Registros laborales: ¿real decreto o ley?

politica Un edificio gubernamental moderno con columnas de acero y ventanas reflectantes, iluminado por luz natural. Al frente, un gran letrero luminoso con la palabra “REGISTRO” y un símbolo de reloj digital. Alrededor, siluetas de personas en trajes formales sosteniendo documentos y pantallas que muestran gráficos de tiempos laborales. La escena transmite autoridad y la sensación de un proceso legal en curso.

El Consejo de Estado acaba con el impulso del registro horario, dejando al Gobierno sin una herramienta clave para la fiscalización laboral. En la reunión de la Comisión Permanente, celebrada el pasado jueves, el órgano consultivo emitió un dictamen que niega la validez del real decreto que buscaba reforzar el control de la jornada.

La decisión llega justo después de que el Ministerio de Economía, encabezado por Carlos Cuerpo, presentara, en diciembre y a principios de febrero, dos informes negativos que cuestionaban tanto la viabilidad legal del decreto como su contenido. En el primero, el ministerio atacó la “adecuación del proyecto de real decreto al principio de jerarquía normativa”, mientras que en el segundo mantuvo sus objeciones sobre el contenido, aunque eliminó la duda sobre su encaje jurídico, manteniendo la postura de “procedimiento legislativo habitual”. El proyecto, impulsado por el Ministerio de Trabajo bajo la dirección de Yolanda Díaz, surgió tras la caída en el Congreso de la ley que reducía la jornada a 37,5 horas.

Para evitar retrasos, el Gobierno optó por tramitar el decreto de forma urgente; fue aprobado en septiembre por el Consejo de Ministros.

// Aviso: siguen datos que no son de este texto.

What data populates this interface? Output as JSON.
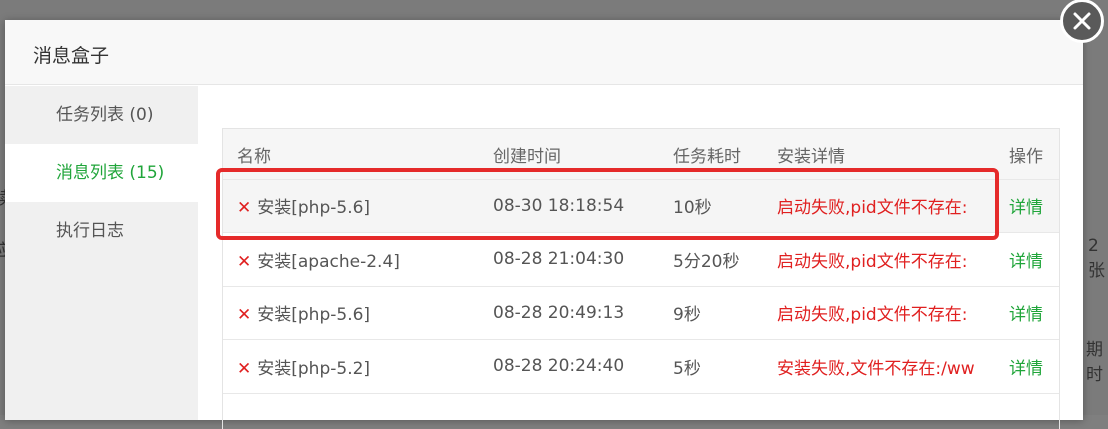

La medida pretendía endurecer el registro diario de jornada y permitir su supervisión por la Inspección de Trabajo, con acceso en tiempo real a los datos.

El objetivo, según Trabajo, es evitar que las empresas que incumplen los horarios compitan en condiciones desiguales y garantizar el pago de las horas extraordinarias. Sin embargo, el Consejo de Estado sostiene que los cambios no pueden aprobarse mediante un real decreto, sino a través de una ley.

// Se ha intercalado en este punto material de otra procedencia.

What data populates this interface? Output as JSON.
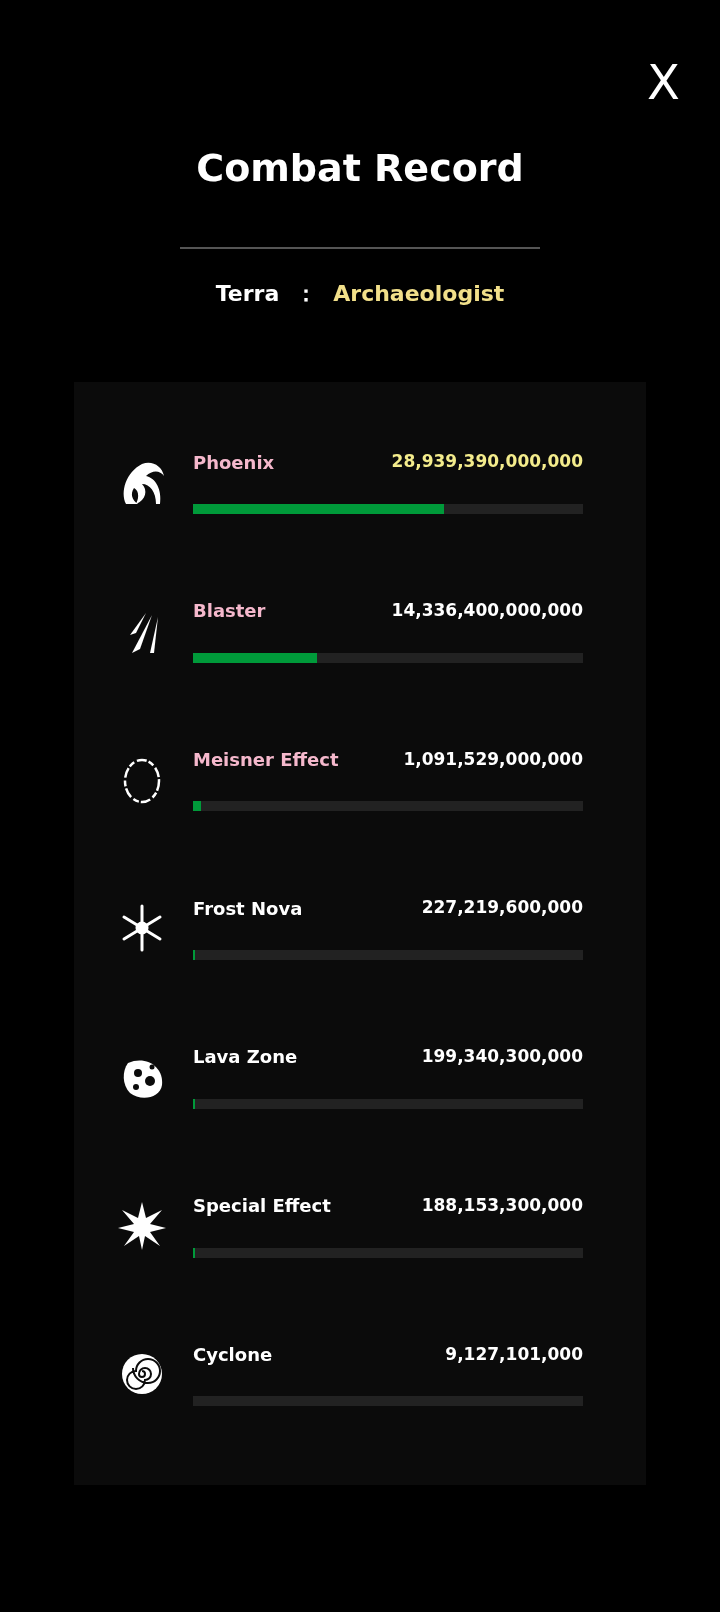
{
  "close_button": {
    "label": "X"
  },
  "title": "Combat Record",
  "subtitle": {
    "label": "Terra",
    "separator": "：",
    "value": "Archaeologist"
  },
  "skills": [
    {
      "kind": "wave",
      "name": "Phoenix",
      "color": "#f5b8cc",
      "value": "28,939,390,000,000",
      "top": true,
      "level": 0.644
    },
    {
      "kind": "claw",
      "name": "Blaster",
      "color": "#f5b8cc",
      "value": "14,336,400,000,000",
      "top": false,
      "level": 0.317
    },
    {
      "kind": "ring",
      "name": "Meisner Effect",
      "color": "#f5b8cc",
      "value": "1,091,529,000,000",
      "top": false,
      "level": 0.021
    },
    {
      "kind": "snowflake",
      "name": "Frost Nova",
      "color": "#ffffff",
      "value": "227,219,600,000",
      "top": false,
      "level": 0.005
    },
    {
      "kind": "rock",
      "name": "Lava Zone",
      "color": "#ffffff",
      "value": "199,340,300,000",
      "top": false,
      "level": 0.005
    },
    {
      "kind": "burst",
      "name": "Special Effect",
      "color": "#ffffff",
      "value": "188,153,300,000",
      "top": false,
      "level": 0.005
    },
    {
      "kind": "spiral",
      "name": "Cyclone",
      "color": "#ffffff",
      "value": "9,127,101,000",
      "top": false
    }
  ]
}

Esta posición crea un vacío regulatorio que las organizaciones empresariales ya están listas para contestar en los tribunales. Entre las objeciones de Economía figura la necesidad de un período transitorio más amplio, de hasta un año en lugar de los 20 días previstos, y la introducción de excepciones para sectores como el campo, el transporte y la construcción, donde la aplicación del sistema general sería complicada. La polémica refleja la tensión entre los ministerios de Trabajo y Economía, cada uno defendiendo su visión de la digitalización y trazabilidad del registro horario.

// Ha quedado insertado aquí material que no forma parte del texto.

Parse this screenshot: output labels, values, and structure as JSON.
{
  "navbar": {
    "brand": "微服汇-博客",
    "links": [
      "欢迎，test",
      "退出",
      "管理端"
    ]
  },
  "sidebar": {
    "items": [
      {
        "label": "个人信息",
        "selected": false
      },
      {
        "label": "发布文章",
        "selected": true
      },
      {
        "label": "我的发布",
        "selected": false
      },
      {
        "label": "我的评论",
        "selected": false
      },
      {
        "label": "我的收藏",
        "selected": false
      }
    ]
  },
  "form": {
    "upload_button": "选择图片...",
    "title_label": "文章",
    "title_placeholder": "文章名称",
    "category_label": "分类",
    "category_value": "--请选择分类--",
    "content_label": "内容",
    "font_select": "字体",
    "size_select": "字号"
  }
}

Si el Gobierno logra convertir el decreto en ley, el registro cotidiano de jornada podría convertirse en una herramienta de control más rígida, pero el Consejo de Estado ha puesto la puerta al debate legal, obligando a los responsables a replantearse la vía normativa y a las empresas a prepararse para una posible batalla judicial.

Crítica:

El dictamen parece más un arma política que un aporte jurídico. La cobertura ignora la presión real de las empresas y la urgencia de regular la jornada.